Trappers checked the bottle trap on July 14 and submitted the contents to WSDA's entomology lab for processing. The hornet was confirmed during processing on July 29. This is the first hornet detected in a trap, rather than found in the environment as the state's five previous confirmed sightings were.
Sven Spichiger, managing entomologis for WSDA, notes that "this is encouraging because it means we know the traps work. But it also means we have work to do."
Next steps for the agency are to search for nests using infrared cameras and place added traps in order to catch live Asian giant hornet specimens. WSDA Pest Program staff will deploy special traps intended to trap hornets but keep them alive. If they catch live hornets, the department will attempt to tag and track them back to the colony. Once located, the agency will eradicate the colony.
WSDA reports that it hopes to find and destroy the next by mid-September before the colony would begin creating new reproducing queens and drones. Until then, the colony will only contain the queen and worker hornets. Destroying the next before new queens emerge and mate will prevent spread of the pest.

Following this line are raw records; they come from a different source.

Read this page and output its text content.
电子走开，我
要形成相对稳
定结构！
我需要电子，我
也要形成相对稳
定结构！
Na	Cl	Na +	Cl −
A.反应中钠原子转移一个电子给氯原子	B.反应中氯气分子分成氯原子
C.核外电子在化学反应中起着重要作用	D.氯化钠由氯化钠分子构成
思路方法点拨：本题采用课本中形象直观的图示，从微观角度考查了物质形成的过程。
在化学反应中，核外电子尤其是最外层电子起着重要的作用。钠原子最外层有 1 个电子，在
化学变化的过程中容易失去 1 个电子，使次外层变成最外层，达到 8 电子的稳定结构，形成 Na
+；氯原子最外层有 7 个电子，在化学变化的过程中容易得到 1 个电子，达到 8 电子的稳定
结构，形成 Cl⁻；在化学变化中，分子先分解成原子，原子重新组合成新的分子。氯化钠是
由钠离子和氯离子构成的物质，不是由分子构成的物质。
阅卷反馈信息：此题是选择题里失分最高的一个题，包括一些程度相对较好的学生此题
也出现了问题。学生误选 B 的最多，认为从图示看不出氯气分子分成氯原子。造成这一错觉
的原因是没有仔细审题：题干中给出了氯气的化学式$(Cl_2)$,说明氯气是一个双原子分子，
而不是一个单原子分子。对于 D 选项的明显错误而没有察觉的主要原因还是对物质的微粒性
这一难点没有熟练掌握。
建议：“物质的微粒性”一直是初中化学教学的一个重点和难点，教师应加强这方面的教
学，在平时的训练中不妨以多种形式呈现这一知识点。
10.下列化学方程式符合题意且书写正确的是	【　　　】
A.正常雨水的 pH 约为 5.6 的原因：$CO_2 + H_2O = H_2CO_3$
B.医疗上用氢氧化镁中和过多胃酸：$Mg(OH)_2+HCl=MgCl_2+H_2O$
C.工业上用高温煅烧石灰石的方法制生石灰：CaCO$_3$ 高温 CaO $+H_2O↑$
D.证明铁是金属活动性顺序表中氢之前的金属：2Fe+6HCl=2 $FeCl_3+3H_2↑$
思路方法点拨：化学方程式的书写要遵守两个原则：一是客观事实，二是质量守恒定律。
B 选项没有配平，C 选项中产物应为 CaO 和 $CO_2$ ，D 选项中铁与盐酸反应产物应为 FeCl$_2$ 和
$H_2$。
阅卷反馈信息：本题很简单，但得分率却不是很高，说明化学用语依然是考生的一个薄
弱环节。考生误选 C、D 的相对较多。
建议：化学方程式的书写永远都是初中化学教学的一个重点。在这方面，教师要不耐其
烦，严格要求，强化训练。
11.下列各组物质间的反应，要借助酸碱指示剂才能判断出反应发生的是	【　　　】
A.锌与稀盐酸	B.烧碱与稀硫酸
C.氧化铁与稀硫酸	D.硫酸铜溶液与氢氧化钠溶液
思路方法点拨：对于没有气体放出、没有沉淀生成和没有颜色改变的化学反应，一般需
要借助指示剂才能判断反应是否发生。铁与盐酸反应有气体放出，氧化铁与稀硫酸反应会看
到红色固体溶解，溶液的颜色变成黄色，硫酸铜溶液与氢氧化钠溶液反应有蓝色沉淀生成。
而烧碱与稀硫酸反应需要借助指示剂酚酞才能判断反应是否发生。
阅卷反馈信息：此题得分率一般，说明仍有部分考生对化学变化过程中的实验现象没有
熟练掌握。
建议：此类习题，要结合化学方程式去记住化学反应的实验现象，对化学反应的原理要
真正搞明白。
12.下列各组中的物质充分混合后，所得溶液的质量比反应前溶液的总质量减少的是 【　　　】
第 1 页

In addition to the traps that WSDA has set to catch hornets, citizen scientists and other cooperators have placed 1,300 traps. Those interested in trapping can still build and set traps on their property. Traps require weekly bait replacement and a commitment to mail the trap contents to WSDA if bees or wasps are collected. If a citizen scientist traps a live Asian giant hornet, they should call the WSDA Pest Program hotline at 800-443-6684.
Because the number of Asian giant hornet workers increases as a colony develops, residents should be most likely to see an Asian giant hornet in August and September. If you think you have seen one, report it at agr.wa.gov/hornets. Provide as much detail as you can about what you saw and where. Also, include a photo if you can safely obtain one, and if you come across a dead specimen keep it for potential testing.